Just over two hours later, the officer emailed again. “And, maybe just kidding,” she wrote. Information from headquarters seemed to contradict what she had said about private flights, she said.
The CDC told ProPublica that it scaled up the screening almost overnight, so it focused on vetting the largest segment possible of high-risk passengers coming from places like Wuhan, China. The agency trained staff and dealt as best it could with limited staffing and translation services, it said.
“Protecting Americans Is What We Do”
The CDC’s initial response to COVID-19, particularly its failure to initiate swift, widespread testing, has drawn intense criticism.
Nonetheless, the correspondence ProPublica obtained shows that the CDC director, Dr. Robert Redfield, exuded confidence in communications with others at the agency.
On Jan. 28, when the CDC had confirmed five cases of the coronavirus, all in travelers who arrived from outside the country, he emailed colleagues to acknowledge it posed “a very serious public health threat,” but he assured them “the virus is not spreading in the U.S. at this time.”
That actually may not have been the case. The CDC confirmed the first case of COVID-19 in Washington on Jan 20. Trevor Bedford, a computational epidemiologist at the Fred Hutchinson Cancer Research Center in Seattle, has said he believes that the virus could have begun circulating in the state immediately after the traveler arrived in mid-January, based on his analysis of genetic data from the initial Washington cases.
The CDC said in its statement that Redfield’s comments were based on the data available at the time. “At no time, did he underestimate the potential for COVID-19 becoming a global pandemic,” the agency’s statement said. “He stated consistently that more cases, including person to person spread, were likely.”
On March 3, Redfield wrote to his staff again, stressing the agency’s readiness, despite the growing evidence that it wasn’t. “We anticipated and prepared for the possible spread of COVID-19 in communities across the United States,” he said in an email.
The CDC said in its statement that Redfield was telling staffers that the agency would continue to be engaged in a sustained response to COVID-19. Redfield’s email was not characterizing the state of the outbreak, the CDC said.
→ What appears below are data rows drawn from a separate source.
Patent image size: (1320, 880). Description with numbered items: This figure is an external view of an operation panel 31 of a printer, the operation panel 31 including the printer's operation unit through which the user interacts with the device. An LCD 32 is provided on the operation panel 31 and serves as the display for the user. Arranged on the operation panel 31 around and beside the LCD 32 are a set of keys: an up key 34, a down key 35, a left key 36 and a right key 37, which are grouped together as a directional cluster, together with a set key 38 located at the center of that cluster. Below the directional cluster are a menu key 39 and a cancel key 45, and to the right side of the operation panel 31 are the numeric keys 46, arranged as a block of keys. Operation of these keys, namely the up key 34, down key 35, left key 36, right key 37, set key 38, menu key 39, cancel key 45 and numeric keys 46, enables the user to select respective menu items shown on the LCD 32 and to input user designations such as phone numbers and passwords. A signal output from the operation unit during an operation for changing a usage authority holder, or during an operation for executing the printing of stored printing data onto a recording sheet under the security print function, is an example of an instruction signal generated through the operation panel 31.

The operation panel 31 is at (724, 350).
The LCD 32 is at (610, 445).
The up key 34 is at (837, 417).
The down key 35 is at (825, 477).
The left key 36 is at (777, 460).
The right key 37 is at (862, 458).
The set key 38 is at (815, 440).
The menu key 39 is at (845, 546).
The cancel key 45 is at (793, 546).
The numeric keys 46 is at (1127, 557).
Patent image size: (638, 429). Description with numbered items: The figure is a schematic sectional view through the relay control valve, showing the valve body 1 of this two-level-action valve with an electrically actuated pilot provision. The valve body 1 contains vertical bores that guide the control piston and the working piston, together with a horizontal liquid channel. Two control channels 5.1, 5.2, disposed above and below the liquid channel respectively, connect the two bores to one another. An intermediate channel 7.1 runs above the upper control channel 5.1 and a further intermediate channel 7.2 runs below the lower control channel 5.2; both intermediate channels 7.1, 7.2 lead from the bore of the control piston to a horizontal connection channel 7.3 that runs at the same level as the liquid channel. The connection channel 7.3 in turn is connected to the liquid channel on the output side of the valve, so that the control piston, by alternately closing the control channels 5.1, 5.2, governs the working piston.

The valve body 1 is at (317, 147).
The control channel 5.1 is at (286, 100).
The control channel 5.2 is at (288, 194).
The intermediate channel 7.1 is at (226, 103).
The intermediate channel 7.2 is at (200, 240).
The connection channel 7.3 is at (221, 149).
By that point, it was clear that the coronavirus was gaining ground within the country, even if the inability to test for it was obscuring the true numbers. Physicians and public health experts begged for more tests while warning that thousands of cases would soon emerge.
Still, Redfield’s March 3 email struck a reassuring note.
“Confronting global outbreaks and protecting Americans is what we do,” Redfield wrote in the message. “More and more, people are turning to us for guidance, and we respond consistently with evidence-based information and professionalism.”